Heart. 2009 Apr;95(7):570-6. doi: 10.1136/hrt.2008.152975. Epub 2008 Oct 24.
To describe the contemporary features of coagulase-negative staphylococcal (CoNS) prosthetic valve endocarditis (PVE).
Observational study of prospectively collected data from a multinational cohort of patients with infective endocarditis. Patients with CoNS PVE were compared to patients with Staphylococcus aureus and viridans streptococcal (VGS) PVE.
The International Collaboration on Endocarditis-Prospective Cohort Study (ICE-PCS) is a contemporary cohort of patients with infective endocarditis from 61 centres in 28 countries.
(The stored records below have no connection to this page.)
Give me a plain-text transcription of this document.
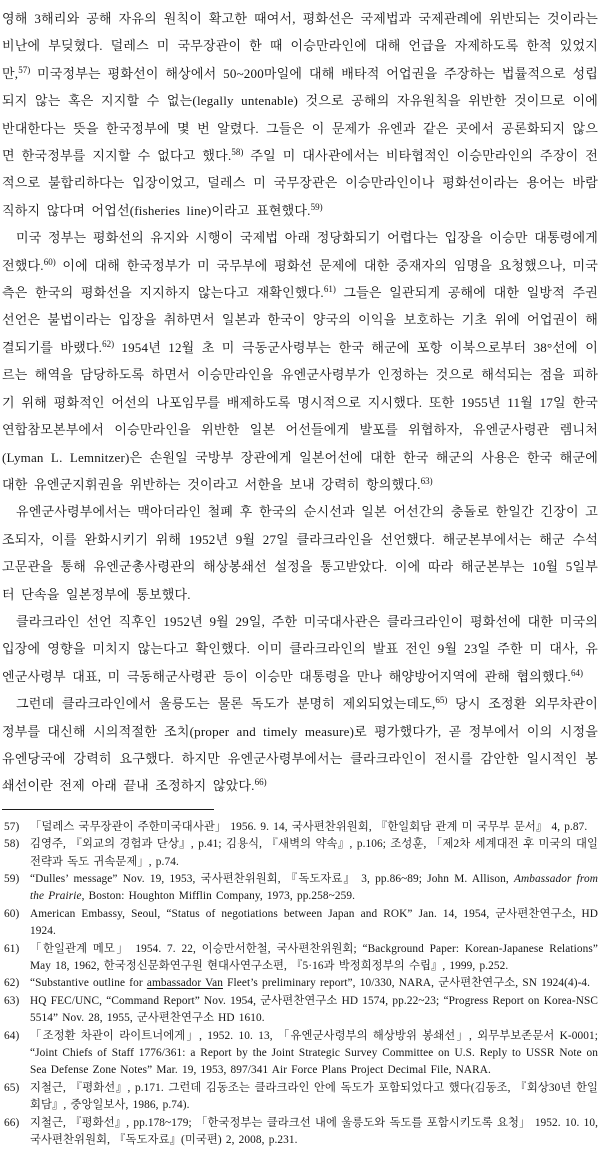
영해 3해리와 공해 자유의 원칙이 확고한 때여서, 평화선은 국제법과 국제관례에 위반되는 것이라는 비난에 부딪혔다. 덜레스 미 국무장관이 한 때 이승만라인에 대해 언급을 자제하도록 한적 있었지만,$^{57)}$ 미국정부는 평화선이 해상에서 50~200마일에 대해 배타적 어업권을 주장하는 법률적으로 성립되지 않는 혹은 지지할 수 없는(legally untenable) 것으로 공해의 자유원칙을 위반한 것이므로 이에 반대한다는 뜻을 한국정부에 몇 번 알렸다. 그들은 이 문제가 유엔과 같은 곳에서 공론화되지 않으면 한국정부를 지지할 수 없다고 했다.$^{58)}$ 주일 미 대사관에서는 비타협적인 이승만라인의 주장이 전적으로 불합리하다는 입장이었고, 덜레스 미 국무장관은 이승만라인이나 평화선이라는 용어는 바람직하지 않다며 어업선(fisheries line)이라고 표현했다.$^{59)}$

미국 정부는 평화선의 유지와 시행이 국제법 아래 정당화되기 어렵다는 입장을 이승만 대통령에게 전했다.$^{60)}$ 이에 대해 한국정부가 미 국무부에 평화선 문제에 대한 중재자의 임명을 요청했으나, 미국 측은 한국의 평화선을 지지하지 않는다고 재확인했다.$^{61)}$ 그들은 일관되게 공해에 대한 일방적 주권선언은 불법이라는 입장을 취하면서 일본과 한국이 양국의 이익을 보호하는 기초 위에 어업권이 해결되기를 바랬다.$^{62)}$ 1954년 12월 초 미 극동군사령부는 한국 해군에 포항 이북으로부터 38°선에 이르는 해역을 담당하도록 하면서 이승만라인을 유엔군사령부가 인정하는 것으로 해석되는 점을 피하기 위해 평화적인 어선의 나포임무를 배제하도록 명시적으로 지시했다. 또한 1955년 11월 17일 한국 연합참모본부에서 이승만라인을 위반한 일본 어선들에게 발포를 위협하자, 유엔군사령관 렘니처(Lyman L. Lemnitzer)은 손원일 국방부 장관에게 일본어선에 대한 한국 해군의 사용은 한국 해군에 대한 유엔군지휘권을 위반하는 것이라고 서한을 보내 강력히 항의했다.$^{63)}$

유엔군사령부에서는 맥아더라인 철폐 후 한국의 순시선과 일본 어선간의 충돌로 한일간 긴장이 고조되자, 이를 완화시키기 위해 1952년 9월 27일 클라크라인을 선언했다. 해군본부에서는 해군 수석고문관을 통해 유엔군총사령관의 해상봉쇄선 설정을 통고받았다. 이에 따라 해군본부는 10월 5일부터 단속을 일본정부에 통보했다.

클라크라인 선언 직후인 1952년 9월 29일, 주한 미국대사관은 클라크라인이 평화선에 대한 미국의 입장에 영향을 미치지 않는다고 확인했다. 이미 클라크라인의 발표 전인 9월 23일 주한 미 대사, 유엔군사령부 대표, 미 극동해군사령관 등이 이승만 대통령을 만나 해양방어지역에 관해 협의했다.$^{64)}$

그런데 클라크라인에서 울릉도는 물론 독도가 분명히 제외되었는데도,$^{65)}$ 당시 조정환 외무차관이 정부를 대신해 시의적절한 조치(proper and timely measure)로 평가했다가, 곧 정부에서 이의 시정을 유엔당국에 강력히 요구했다. 하지만 유엔군사령부에서는 클라크라인이 전시를 감안한 일시적인 봉쇄선이란 전제 아래 끝내 조정하지 않았다.$^{66)}$

57) 「덜레스 국무장관이 주한미국대사관」 1956. 9. 14, 국사편찬위원회, 『한일회담 관계 미 국무부 문서』 4, p.87.
58) 김영주, 『외교의 경험과 단상』, p.41; 김용식, 『새벽의 약속』, p.106; 조성훈, 「제2차 세계대전 후 미국의 대일전략과 독도 귀속문제」, p.74.
59) “Dulles’ message” Nov. 19, 1953, 국사편찬위원회, 『독도자료』 3, pp.86~89; John M. Allison, Ambassador from the Prairie, Boston: Houghton Mifflin Company, 1973, pp.258~259.
60) American Embassy, Seoul, “Status of negotiations between Japan and ROK” Jan. 14, 1954, 군사편찬연구소, HD 1924.
61) 「한일관계 메모」 1954. 7. 22, 이승만서한철, 국사편찬위원회; “Background Paper: Korean-Japanese Relations” May 18, 1962, 한국정신문화연구원 현대사연구소편, 『5·16과 박정희정부의 수립』, 1999, p.252.
62) “Substantive outline for ambassador Van Fleet’s preliminary report”, 10/330, NARA, 군사편찬연구소, SN 1924(4)-4.
63) HQ FEC/UNC, “Command Report” Nov. 1954, 군사편찬연구소 HD 1574, pp.22~23; “Progress Report on Korea-NSC 5514” Nov. 28, 1955, 군사편찬연구소 HD 1610.
64) 「조정환 차관이 라이트너에게」, 1952. 10. 13, 「유엔군사령부의 해상방위 봉쇄선」, 외무부보존문서 K-0001; “Joint Chiefs of Staff 1776/361: a Report by the Joint Strategic Survey Committee on U.S. Reply to USSR Note on Sea Defense Zone Notes” Mar. 19, 1953, 897/341 Air Force Plans Project Decimal File, NARA.
65) 지철근, 『평화선』, p.171. 그런데 김동조는 클라크라인 안에 독도가 포함되었다고 했다(김동조, 『회상30년 한일회담』, 중앙일보사, 1986, p.74).
66) 지철근, 『평화선』, pp.178~179; 「한국정부는 클라크선 내에 울릉도와 독도를 포함시키도록 요청」 1952. 10. 10, 국사편찬위원회, 『독도자료』(미국편) 2, 2008, p.231.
Adult patients in the ICE-PCS with definite PVE and no history of injecting drug use from June 2000 to August 2005 were included.
None.
Heart failure, intracardiac abscess, death.
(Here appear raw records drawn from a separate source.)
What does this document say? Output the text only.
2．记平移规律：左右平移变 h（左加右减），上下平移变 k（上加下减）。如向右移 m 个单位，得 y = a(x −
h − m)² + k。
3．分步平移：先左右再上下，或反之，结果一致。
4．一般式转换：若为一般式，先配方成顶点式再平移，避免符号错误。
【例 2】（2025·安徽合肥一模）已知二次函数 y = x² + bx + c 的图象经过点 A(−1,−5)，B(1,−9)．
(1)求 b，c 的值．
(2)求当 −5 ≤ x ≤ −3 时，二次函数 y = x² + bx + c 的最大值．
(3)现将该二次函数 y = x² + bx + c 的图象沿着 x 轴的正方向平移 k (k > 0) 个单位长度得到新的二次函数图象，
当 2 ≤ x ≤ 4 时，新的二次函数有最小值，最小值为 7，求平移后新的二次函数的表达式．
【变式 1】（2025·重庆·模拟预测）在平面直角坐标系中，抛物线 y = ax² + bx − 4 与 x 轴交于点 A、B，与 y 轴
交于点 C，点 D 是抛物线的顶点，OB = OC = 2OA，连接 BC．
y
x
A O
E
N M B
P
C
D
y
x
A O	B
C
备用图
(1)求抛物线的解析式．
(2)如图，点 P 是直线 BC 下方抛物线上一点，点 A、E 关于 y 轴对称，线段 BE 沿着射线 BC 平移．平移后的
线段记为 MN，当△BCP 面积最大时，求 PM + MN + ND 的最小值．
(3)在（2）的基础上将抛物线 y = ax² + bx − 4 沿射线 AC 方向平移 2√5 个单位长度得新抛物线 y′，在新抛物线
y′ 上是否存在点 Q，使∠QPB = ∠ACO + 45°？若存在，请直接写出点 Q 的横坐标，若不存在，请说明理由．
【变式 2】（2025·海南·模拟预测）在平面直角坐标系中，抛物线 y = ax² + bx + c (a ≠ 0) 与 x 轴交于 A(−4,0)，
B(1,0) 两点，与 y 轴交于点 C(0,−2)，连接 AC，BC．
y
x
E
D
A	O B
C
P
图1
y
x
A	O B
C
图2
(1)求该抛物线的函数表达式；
CoNS caused 16% (n = 86) of 537 cases of definite non-injecting drug use-associated PVE. Nearly one-half (n = 33/69, 48%) of patients with CoNS PVE presented between 60 days and 365 days of valve implantation. The rate of intracardiac abscess was significantly higher in patients with CoNS PVE (38%) than in patients with either S aureus (23%, p = 0.03) or VGS (20%, p = 0.05) PVE. The rate of abscess was particularly high in early (50%) and intermediate (52%) CoNS PVE. In-hospital mortality was 24% for CoNS PVE, 36% for S aureus PVE (p = 0.09) and 9.1% for VGS PVE (p = 0.08). Meticillin resistance was present in 68% of CoNS strains.
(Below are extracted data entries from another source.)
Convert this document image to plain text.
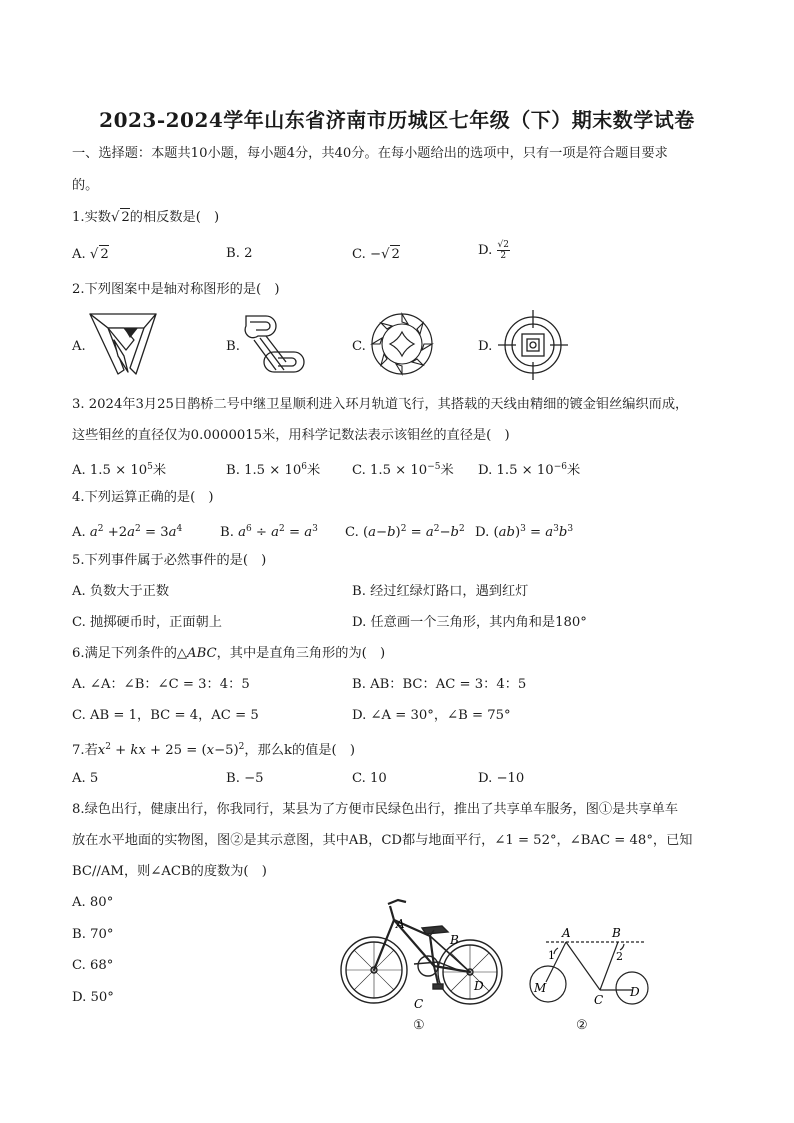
2023-2024学年山东省济南市历城区七年级（下）期末数学试卷
一、选择题：本题共10小题，每小题4分，共40分。在每小题给出的选项中，只有一项是符合题目要求
的。
1.实数√ 2的相反数是(　)
A. √ 2	B. 2	C. −√ 2	D. $\frac{√2}{2}$
2.下列图案中是轴对称图形的是(　)
A.	B.	C.	D.
3. 2024年3月25日鹊桥二号中继卫星顺利进入环月轨道飞行，其搭载的天线由精细的镀金钼丝编织而成，
这些钼丝的直径仅为0.0000015米，用科学记数法表示该钼丝的直径是(　)
A. $1.5 \times 10^5$米	B. $1.5 \times 10^6$米 C. $1.5 \times 10^{-5}$米 D. $1.5 \times 10^{-6}$米
4.下列运算正确的是(　)
A. $a^2 +2a^2 = 3a^4$	B. $a^6 \div a^2 = a^3$ C. $(a-b)^2 = a^2-b^2$ D. $(ab)^3 = a^3b^3$
5.下列事件属于必然事件的是(　)
A. 负数大于正数	B. 经过红绿灯路口，遇到红灯
C. 抛掷硬币时，正面朝上	D. 任意画一个三角形，其内角和是180°
6.满足下列条件的△ABC，其中是直角三角形的为(　)
A. ∠A：∠B：∠C = 3：4：5	B. AB：BC：AC = 3：4：5
C. AB = 1，BC = 4，AC = 5	D. ∠A = 30°，∠B = 75°
7.若$x^2$ + kx + $25 = (x-5)^2$，那么k的值是(　)
A. 5	B. −5	C. 10	D. −10
8.绿色出行，健康出行，你我同行，某县为了方便市民绿色出行，推出了共享单车服务，图①是共享单车
放在水平地面的实物图，图②是其示意图，其中AB，CD都与地面平行，∠1 = 52°，∠BAC = 48°，已知
BC//AM，则∠ACB的度数为(　)
A. 80°
B. 70°
C. 68°
D. 50°
A
B
C
D
①
A	B
1	2
M
C
D
②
Nearly one-half of CoNS PVE cases occur between 60 days and 365 days of prosthetic valve implantation. CoNS PVE is associated with a high rate of meticillin resistance and significant valvular complications.
描述凝固酶阴性葡萄球菌(CoNS)人工瓣膜心内膜炎(PVE)的当代特征。
对来自一个多国感染性心内膜炎患者队列的前瞻性收集数据进行观察性研究。将CoNS PVE患者与金黄色葡萄球菌和草绿色链球菌(VGS)PVE患者进行比较。
国际心内膜炎前瞻性队列研究协作组(ICE-PCS)是一个来自28个国家61个中心的当代感染性心内膜炎患者队列。
纳入2000年6月至2005年8月期间ICE-PCS中患有明确PVE且无注射吸毒史的成年患者。
无。
心力衰竭、心内脓肿、死亡。
CoNS导致537例明确的非注射吸毒相关PVE中的16%(n = 86)。近一半(n = 33/69,48%)的CoNS PVE患者在瓣膜植入后60天至365天出现症状。CoNS PVE患者的心内脓肿发生率(38%)显著高于金黄色葡萄球菌(23%,p = 0.03)或VGS(20%,p = 0.05)PVE患者。早期(50%)和中期(52%)CoNS PVE的脓肿发生率尤其高。CoNS PVE的住院死亡率为24%,金黄色葡萄球菌PVE为36%(p = 0.09),VGS PVE为9.1%(p = 0.08)。68%的CoNS菌株对甲氧西林耐药。
近一半的CoNS PVE病例发生在人工瓣膜植入后60天至365天之间。CoNS PVE与甲氧西林耐药率高和严重的瓣膜并发症相关。